The team conducted several research dives on the U-boat at a depth of 75 metres and worked closely with U-Boat expert and marine archeologist Tomas Termote to identify the submarine as UC-18.
They were hampered by the lack of expected identification marks on the props, which had been replaced.
UC-18 was a German Type UCII minelaying submarine, launched on 4 March 1916.
Pictured: A UC class submarine and crew.
In six patrols, she was credited with sinking 35 ships.
Q-ships like Lady Olive were heavily armed merchant decoy vessels, their weapons hidden in an attempt to lure submarines to the surface.
Written crew accounts documented the sinking of UC-18, but there had been doubts.
Large bounty payments for sinking U-boats were used as incentives by the Royal Navy and some argued that UC-18 could have survived and been lost elsewhere.
This theory gained more traction because when some of Lady Olive's crew were picked up by the French destroyer Le Dunois, the French ship was being fired on by a submarine.
Pictured: James Simpson, one of the Lady Olive's crew. He was killed in action a year later on board The Lady Cory-Wright.

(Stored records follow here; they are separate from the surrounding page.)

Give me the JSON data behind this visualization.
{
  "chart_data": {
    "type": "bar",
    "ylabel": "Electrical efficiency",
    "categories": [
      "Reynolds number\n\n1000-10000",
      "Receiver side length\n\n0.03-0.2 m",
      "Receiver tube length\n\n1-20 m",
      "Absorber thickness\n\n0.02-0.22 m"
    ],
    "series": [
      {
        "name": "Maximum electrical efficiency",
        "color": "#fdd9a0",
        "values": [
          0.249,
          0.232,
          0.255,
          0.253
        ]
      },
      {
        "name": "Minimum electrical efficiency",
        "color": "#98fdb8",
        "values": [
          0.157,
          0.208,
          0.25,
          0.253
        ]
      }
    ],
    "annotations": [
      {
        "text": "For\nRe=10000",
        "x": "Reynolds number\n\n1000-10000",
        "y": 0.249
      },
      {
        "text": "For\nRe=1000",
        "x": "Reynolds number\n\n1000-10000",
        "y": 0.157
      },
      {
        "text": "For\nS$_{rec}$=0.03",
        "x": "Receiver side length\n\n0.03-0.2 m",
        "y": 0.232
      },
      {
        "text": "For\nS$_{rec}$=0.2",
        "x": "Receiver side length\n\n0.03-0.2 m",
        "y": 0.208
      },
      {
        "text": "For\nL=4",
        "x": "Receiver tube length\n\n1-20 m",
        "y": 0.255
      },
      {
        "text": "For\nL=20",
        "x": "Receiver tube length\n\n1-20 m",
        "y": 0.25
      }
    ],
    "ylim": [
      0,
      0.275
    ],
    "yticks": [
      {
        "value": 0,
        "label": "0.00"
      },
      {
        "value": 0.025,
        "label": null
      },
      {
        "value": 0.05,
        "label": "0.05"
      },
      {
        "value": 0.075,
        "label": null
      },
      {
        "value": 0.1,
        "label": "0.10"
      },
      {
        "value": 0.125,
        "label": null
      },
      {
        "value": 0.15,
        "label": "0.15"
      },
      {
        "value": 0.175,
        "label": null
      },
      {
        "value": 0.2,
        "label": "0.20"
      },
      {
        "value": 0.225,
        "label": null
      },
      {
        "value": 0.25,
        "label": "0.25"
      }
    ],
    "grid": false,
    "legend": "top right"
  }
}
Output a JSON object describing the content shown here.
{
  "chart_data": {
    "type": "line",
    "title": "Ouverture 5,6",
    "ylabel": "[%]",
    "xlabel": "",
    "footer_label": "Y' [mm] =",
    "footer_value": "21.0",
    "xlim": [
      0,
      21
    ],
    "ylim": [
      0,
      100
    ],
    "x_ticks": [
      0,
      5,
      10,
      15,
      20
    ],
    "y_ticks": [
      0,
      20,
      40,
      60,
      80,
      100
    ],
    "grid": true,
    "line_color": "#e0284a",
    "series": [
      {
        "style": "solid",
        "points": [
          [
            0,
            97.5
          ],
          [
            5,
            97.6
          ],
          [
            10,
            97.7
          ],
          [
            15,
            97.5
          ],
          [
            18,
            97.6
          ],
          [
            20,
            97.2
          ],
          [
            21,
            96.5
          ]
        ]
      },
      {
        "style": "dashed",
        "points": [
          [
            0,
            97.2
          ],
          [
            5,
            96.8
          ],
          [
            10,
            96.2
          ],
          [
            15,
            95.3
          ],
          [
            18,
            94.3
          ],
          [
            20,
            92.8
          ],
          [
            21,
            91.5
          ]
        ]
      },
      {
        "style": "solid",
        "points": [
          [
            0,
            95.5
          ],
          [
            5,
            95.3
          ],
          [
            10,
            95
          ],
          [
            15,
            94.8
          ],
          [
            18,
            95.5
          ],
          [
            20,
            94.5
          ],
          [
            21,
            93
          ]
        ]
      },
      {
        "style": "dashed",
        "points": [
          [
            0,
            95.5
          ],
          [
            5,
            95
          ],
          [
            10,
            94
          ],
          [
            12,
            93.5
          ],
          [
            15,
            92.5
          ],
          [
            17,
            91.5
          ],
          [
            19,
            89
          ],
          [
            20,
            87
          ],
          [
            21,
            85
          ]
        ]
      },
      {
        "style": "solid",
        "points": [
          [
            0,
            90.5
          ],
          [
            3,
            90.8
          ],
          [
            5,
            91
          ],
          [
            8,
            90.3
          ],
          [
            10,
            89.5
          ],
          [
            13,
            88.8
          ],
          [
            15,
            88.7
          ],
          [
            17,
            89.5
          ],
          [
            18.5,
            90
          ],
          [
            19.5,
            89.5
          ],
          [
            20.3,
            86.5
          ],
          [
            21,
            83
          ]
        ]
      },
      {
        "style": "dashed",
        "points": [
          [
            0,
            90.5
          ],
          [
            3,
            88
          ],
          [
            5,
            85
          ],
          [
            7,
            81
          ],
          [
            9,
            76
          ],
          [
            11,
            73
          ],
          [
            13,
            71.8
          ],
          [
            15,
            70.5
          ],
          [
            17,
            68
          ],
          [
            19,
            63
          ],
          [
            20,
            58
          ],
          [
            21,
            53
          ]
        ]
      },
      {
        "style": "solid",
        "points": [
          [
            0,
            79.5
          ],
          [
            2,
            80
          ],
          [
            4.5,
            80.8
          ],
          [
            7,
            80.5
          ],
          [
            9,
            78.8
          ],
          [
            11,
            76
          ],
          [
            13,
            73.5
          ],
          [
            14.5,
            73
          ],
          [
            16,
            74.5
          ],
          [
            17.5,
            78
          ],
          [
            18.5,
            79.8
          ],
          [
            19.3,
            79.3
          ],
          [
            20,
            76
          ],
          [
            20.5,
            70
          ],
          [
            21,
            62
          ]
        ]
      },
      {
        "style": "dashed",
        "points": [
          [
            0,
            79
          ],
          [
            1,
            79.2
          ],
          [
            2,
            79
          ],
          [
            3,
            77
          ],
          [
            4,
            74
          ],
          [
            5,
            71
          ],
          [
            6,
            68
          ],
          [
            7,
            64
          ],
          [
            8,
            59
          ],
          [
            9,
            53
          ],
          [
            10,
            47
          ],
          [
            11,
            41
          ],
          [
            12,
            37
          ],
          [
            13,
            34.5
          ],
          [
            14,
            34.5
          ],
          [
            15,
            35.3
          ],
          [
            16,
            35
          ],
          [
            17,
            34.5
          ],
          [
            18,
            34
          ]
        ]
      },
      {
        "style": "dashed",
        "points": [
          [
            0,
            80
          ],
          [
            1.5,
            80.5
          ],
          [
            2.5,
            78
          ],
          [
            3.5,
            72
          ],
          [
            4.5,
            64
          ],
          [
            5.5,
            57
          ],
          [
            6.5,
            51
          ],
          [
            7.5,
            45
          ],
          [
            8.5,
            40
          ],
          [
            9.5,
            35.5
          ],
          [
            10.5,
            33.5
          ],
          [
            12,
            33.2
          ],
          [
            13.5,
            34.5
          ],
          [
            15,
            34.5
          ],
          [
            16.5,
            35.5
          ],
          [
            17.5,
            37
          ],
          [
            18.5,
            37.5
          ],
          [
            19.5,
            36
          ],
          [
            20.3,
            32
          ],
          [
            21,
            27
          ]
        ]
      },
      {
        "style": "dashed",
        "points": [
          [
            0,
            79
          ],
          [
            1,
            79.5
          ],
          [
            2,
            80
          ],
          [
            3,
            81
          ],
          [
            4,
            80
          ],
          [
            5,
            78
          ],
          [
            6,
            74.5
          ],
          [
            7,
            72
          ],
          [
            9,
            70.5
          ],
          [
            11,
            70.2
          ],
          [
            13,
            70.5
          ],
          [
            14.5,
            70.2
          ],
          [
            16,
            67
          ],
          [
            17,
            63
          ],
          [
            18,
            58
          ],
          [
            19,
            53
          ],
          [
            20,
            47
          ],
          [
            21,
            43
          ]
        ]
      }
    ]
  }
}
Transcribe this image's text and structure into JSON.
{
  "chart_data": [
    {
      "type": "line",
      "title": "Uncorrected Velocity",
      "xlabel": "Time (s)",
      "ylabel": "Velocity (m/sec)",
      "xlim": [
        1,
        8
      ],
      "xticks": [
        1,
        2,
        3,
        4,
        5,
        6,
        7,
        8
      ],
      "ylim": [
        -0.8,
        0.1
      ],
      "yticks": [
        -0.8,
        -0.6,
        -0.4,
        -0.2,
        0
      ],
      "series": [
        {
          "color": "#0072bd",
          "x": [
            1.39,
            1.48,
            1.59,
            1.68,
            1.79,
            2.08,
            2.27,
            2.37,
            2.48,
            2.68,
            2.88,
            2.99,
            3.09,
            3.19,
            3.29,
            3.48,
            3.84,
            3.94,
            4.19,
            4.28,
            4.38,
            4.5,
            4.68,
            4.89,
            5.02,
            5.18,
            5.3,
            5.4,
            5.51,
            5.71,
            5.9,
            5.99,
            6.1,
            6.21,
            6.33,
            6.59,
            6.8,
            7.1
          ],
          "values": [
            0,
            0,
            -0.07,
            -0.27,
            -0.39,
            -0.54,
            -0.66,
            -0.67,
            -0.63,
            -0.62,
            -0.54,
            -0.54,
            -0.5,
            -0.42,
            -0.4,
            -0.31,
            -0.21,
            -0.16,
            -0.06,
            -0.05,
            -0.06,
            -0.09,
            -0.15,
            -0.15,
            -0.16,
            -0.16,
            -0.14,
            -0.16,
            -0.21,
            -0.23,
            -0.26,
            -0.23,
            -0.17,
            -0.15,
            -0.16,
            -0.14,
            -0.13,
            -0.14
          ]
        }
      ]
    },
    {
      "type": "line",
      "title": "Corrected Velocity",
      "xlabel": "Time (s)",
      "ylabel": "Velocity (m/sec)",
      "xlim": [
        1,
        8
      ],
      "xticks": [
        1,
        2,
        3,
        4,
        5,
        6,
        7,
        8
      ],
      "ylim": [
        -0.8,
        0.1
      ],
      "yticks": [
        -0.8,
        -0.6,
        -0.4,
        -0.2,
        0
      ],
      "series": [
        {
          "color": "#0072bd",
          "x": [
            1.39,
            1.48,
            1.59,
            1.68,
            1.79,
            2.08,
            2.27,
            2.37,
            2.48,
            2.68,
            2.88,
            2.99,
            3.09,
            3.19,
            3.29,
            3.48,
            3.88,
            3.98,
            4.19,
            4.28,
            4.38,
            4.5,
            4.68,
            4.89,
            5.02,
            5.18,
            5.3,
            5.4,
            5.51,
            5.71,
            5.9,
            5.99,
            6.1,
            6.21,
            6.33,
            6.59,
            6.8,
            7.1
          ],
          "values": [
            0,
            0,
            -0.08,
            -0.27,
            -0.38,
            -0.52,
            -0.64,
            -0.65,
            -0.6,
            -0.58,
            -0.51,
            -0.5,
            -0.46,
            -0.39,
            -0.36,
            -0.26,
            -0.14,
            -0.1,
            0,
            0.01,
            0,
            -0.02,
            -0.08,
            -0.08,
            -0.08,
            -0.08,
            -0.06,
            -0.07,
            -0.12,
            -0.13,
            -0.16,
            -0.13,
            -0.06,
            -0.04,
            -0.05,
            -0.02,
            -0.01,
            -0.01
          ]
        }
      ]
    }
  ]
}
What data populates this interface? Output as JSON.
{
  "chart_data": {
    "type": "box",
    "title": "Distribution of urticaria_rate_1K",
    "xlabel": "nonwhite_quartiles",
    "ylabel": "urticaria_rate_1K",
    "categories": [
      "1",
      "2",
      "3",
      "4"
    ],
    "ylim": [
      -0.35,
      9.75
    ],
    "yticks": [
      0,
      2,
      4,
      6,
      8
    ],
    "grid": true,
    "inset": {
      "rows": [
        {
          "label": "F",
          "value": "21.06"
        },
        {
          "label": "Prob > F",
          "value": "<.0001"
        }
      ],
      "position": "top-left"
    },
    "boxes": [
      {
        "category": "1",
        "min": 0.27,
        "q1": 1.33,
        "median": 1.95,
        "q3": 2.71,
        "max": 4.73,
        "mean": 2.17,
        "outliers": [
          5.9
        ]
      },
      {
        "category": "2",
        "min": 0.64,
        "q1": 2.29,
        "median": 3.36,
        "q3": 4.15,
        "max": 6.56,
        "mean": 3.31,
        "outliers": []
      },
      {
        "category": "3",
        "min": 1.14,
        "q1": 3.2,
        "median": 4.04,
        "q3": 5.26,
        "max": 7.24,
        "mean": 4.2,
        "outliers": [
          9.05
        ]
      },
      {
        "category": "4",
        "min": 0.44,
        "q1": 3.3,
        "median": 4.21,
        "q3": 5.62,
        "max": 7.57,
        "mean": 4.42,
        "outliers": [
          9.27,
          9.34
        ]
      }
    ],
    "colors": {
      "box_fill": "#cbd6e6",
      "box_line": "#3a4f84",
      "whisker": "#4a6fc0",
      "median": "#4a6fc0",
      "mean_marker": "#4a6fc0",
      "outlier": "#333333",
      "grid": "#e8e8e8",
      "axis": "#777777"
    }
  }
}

Some historians have claimed Lady Olive's crew claimed the bounty fraudulently and initially the payment was withheld by the Admiralty.
The discovery of UC-18 should help answer those disputes.
Mr Termote and the dive team have passed all of their findings and photographic evidence over to the French Maritime Authorities and the German Navy and as it is designated a war grave the French authorities have now closed the location to divers.
Pictured: Three members of the dive team, l-r Chris du Putron, Peter Frankland and Karl Taylor with a memorial plaque.
On the final dive to the site, the Guernsey crew laid a stainless-steel plaque engraved with the names of all 28 crew lost.
There will be a Premiere of the documentary in Guernsey on 15 and 17 April at Beau Sejour Cinema.
Pictured top: Diver Chris du Putron inspects the gun on UC-18.